Commodore Robert Duncan

St. Mary’s Churchyard is the Greyfriars’ of Leith. Crowded within its narrow limits lie generation after generation of its inhabitants. Round its walls are the stately monuments of her merchant princes. In the portion of the churchyard set apart in days of old for the "Gentlemen Traffickers" lies one whose name the genius of Robert Louis Stevenson has made familiar wherever the English language is spoken, the Laird of Pilrig to whom be brings his hero, David Balfour, in the opening chapters of Catriona’. Opposites on the walls of the church, is the memorial stone of John Home, the author of Douglas. To the east of these is a fine monumental stone to the memory of Robert Gilfillan, who wrote the beautiful song, "O, why left I my hame?"—a song which has touched the hearts of so many Scots exiles, and among them that of the gifted author of Catriona".

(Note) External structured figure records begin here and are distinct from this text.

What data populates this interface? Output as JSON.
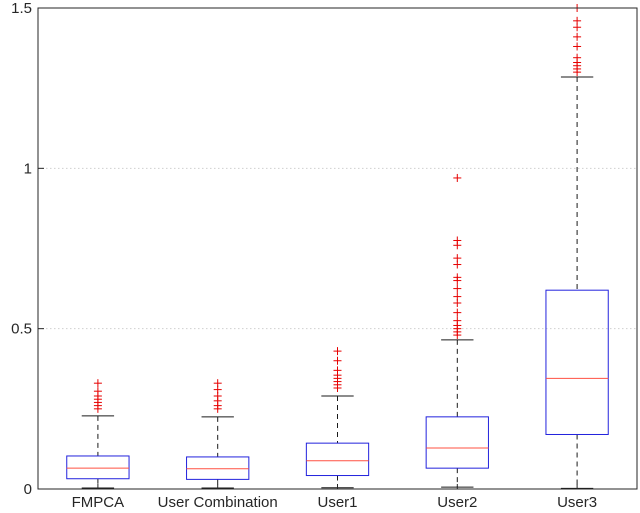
{
  "chart_data": {
    "type": "boxplot",
    "title": "",
    "xlabel": "",
    "ylabel": "",
    "categories": [
      "FMPCA",
      "User Combination",
      "User1",
      "User2",
      "User3"
    ],
    "ylim": [
      0,
      1.5
    ],
    "yticks": [
      0,
      0.5,
      1,
      1.5
    ],
    "ytick_labels": [
      "0",
      "0.5",
      "1",
      "1.5"
    ],
    "grid": "horizontal-dotted",
    "legend": "none",
    "series": [
      {
        "name": "FMPCA",
        "whisker_low": 0.003,
        "q1": 0.032,
        "median": 0.065,
        "q3": 0.103,
        "whisker_high": 0.228,
        "outliers": [
          0.25,
          0.26,
          0.27,
          0.28,
          0.29,
          0.305,
          0.33
        ]
      },
      {
        "name": "User Combination",
        "whisker_low": 0.003,
        "q1": 0.03,
        "median": 0.063,
        "q3": 0.1,
        "whisker_high": 0.225,
        "outliers": [
          0.25,
          0.26,
          0.275,
          0.29,
          0.31,
          0.33
        ]
      },
      {
        "name": "User1",
        "whisker_low": 0.004,
        "q1": 0.042,
        "median": 0.088,
        "q3": 0.143,
        "whisker_high": 0.29,
        "outliers": [
          0.315,
          0.325,
          0.335,
          0.345,
          0.355,
          0.37,
          0.4,
          0.43
        ]
      },
      {
        "name": "User2",
        "whisker_low": 0.006,
        "q1": 0.065,
        "median": 0.128,
        "q3": 0.225,
        "whisker_high": 0.465,
        "outliers": [
          0.48,
          0.49,
          0.5,
          0.51,
          0.525,
          0.55,
          0.58,
          0.6,
          0.625,
          0.65,
          0.66,
          0.7,
          0.72,
          0.76,
          0.775,
          0.97
        ]
      },
      {
        "name": "User3",
        "whisker_low": 0.002,
        "q1": 0.17,
        "median": 0.345,
        "q3": 0.62,
        "whisker_high": 1.285,
        "outliers": [
          1.3,
          1.31,
          1.32,
          1.33,
          1.345,
          1.38,
          1.41,
          1.44,
          1.46,
          1.5
        ]
      }
    ],
    "colors": {
      "box": "#2222dd",
      "median": "#ff5042",
      "whisker": "#1a1a1a",
      "outlier": "#e60000",
      "grid": "#cfcfcf",
      "axis": "#262626",
      "background": "#ffffff"
    }
  }
}
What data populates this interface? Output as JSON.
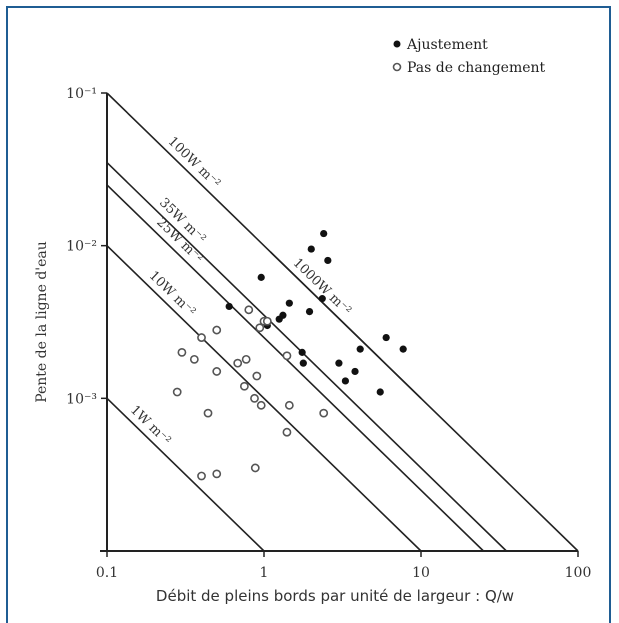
{
  "chart_data": {
    "type": "scatter",
    "title": "",
    "xlabel": "Débit de pleins bords par unité de largeur : Q/w",
    "ylabel": "Pente de la ligne d'eau",
    "xscale": "log",
    "yscale": "log",
    "xlim": [
      0.1,
      100
    ],
    "ylim": [
      0.0001,
      0.1
    ],
    "x_ticks": [
      {
        "value": 0.1,
        "label": "0.1"
      },
      {
        "value": 1,
        "label": "1"
      },
      {
        "value": 10,
        "label": "10"
      },
      {
        "value": 100,
        "label": "100"
      }
    ],
    "y_ticks": [
      {
        "value": 0.001,
        "label": "10⁻³"
      },
      {
        "value": 0.01,
        "label": "10⁻²"
      },
      {
        "value": 0.1,
        "label": "10⁻¹"
      }
    ],
    "legend": [
      {
        "name": "Ajustement",
        "marker": "filled"
      },
      {
        "name": "Pas de changement",
        "marker": "open"
      }
    ],
    "legend_position": "top-right",
    "power_lines": [
      {
        "label": "1W m⁻²",
        "x1": 0.1,
        "x2": 1
      },
      {
        "label": "10W m⁻²",
        "x1": 0.1,
        "x2": 10
      },
      {
        "label": "25W m⁻²",
        "x1": 0.1,
        "x2": 25
      },
      {
        "label": "35W m⁻²",
        "x1": 0.1,
        "x2": 35
      },
      {
        "label": "100W m⁻²",
        "x1": 0.1,
        "x2": 100
      },
      {
        "label": "1000W m⁻²",
        "x1": 1.1,
        "x2": 100
      }
    ],
    "series": [
      {
        "name": "Ajustement",
        "points": [
          [
            0.6,
            0.004
          ],
          [
            0.96,
            0.0062
          ],
          [
            1.25,
            0.0033
          ],
          [
            1.32,
            0.0035
          ],
          [
            1.45,
            0.0042
          ],
          [
            1.05,
            0.003
          ],
          [
            1.75,
            0.002
          ],
          [
            1.78,
            0.0017
          ],
          [
            1.95,
            0.0037
          ],
          [
            2.0,
            0.0095
          ],
          [
            2.35,
            0.0045
          ],
          [
            2.4,
            0.012
          ],
          [
            2.55,
            0.008
          ],
          [
            3.0,
            0.0017
          ],
          [
            3.3,
            0.0013
          ],
          [
            3.8,
            0.0015
          ],
          [
            4.1,
            0.0021
          ],
          [
            5.5,
            0.0011
          ],
          [
            6.0,
            0.0025
          ],
          [
            7.7,
            0.0021
          ]
        ]
      },
      {
        "name": "Pas de changement",
        "points": [
          [
            0.3,
            0.002
          ],
          [
            0.28,
            0.0011
          ],
          [
            0.36,
            0.0018
          ],
          [
            0.4,
            0.0025
          ],
          [
            0.44,
            0.0008
          ],
          [
            0.5,
            0.0015
          ],
          [
            0.5,
            0.0028
          ],
          [
            0.68,
            0.0017
          ],
          [
            0.75,
            0.0012
          ],
          [
            0.77,
            0.0018
          ],
          [
            0.8,
            0.0038
          ],
          [
            0.87,
            0.001
          ],
          [
            0.9,
            0.0014
          ],
          [
            0.94,
            0.0029
          ],
          [
            0.96,
            0.0009
          ],
          [
            1.0,
            0.0032
          ],
          [
            1.05,
            0.0032
          ],
          [
            1.4,
            0.0019
          ],
          [
            1.45,
            0.0009
          ],
          [
            1.4,
            0.0006
          ],
          [
            2.4,
            0.0008
          ],
          [
            0.4,
            0.00031
          ],
          [
            0.5,
            0.00032
          ],
          [
            0.88,
            0.00035
          ]
        ]
      }
    ]
  }
}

And last, in the portion of ground at the east end of the church allotted to the mariners, is the handsome tomb of that fine old Leith salt, as was his father before him, Captain Robert Duncan, who was born in Water Street, and who rose to be Commodore of the Union-Castle Line of Mail Steamers. Always a favourite with passengers, and, like Tom Bowling, "the darling of his crew,"

"He never from his word departed,

His heart was kind and soft,

Faithful below he did his duty,

And now he’s gone aloft."

He was a generous friend to the boys and girls of Leith. many of whom, now grown-ups, must have happy memories of the annual picnic to Aberdour he provided for their pleasure under the charge of Mr. Thomas Fraser, then of Yardheads School.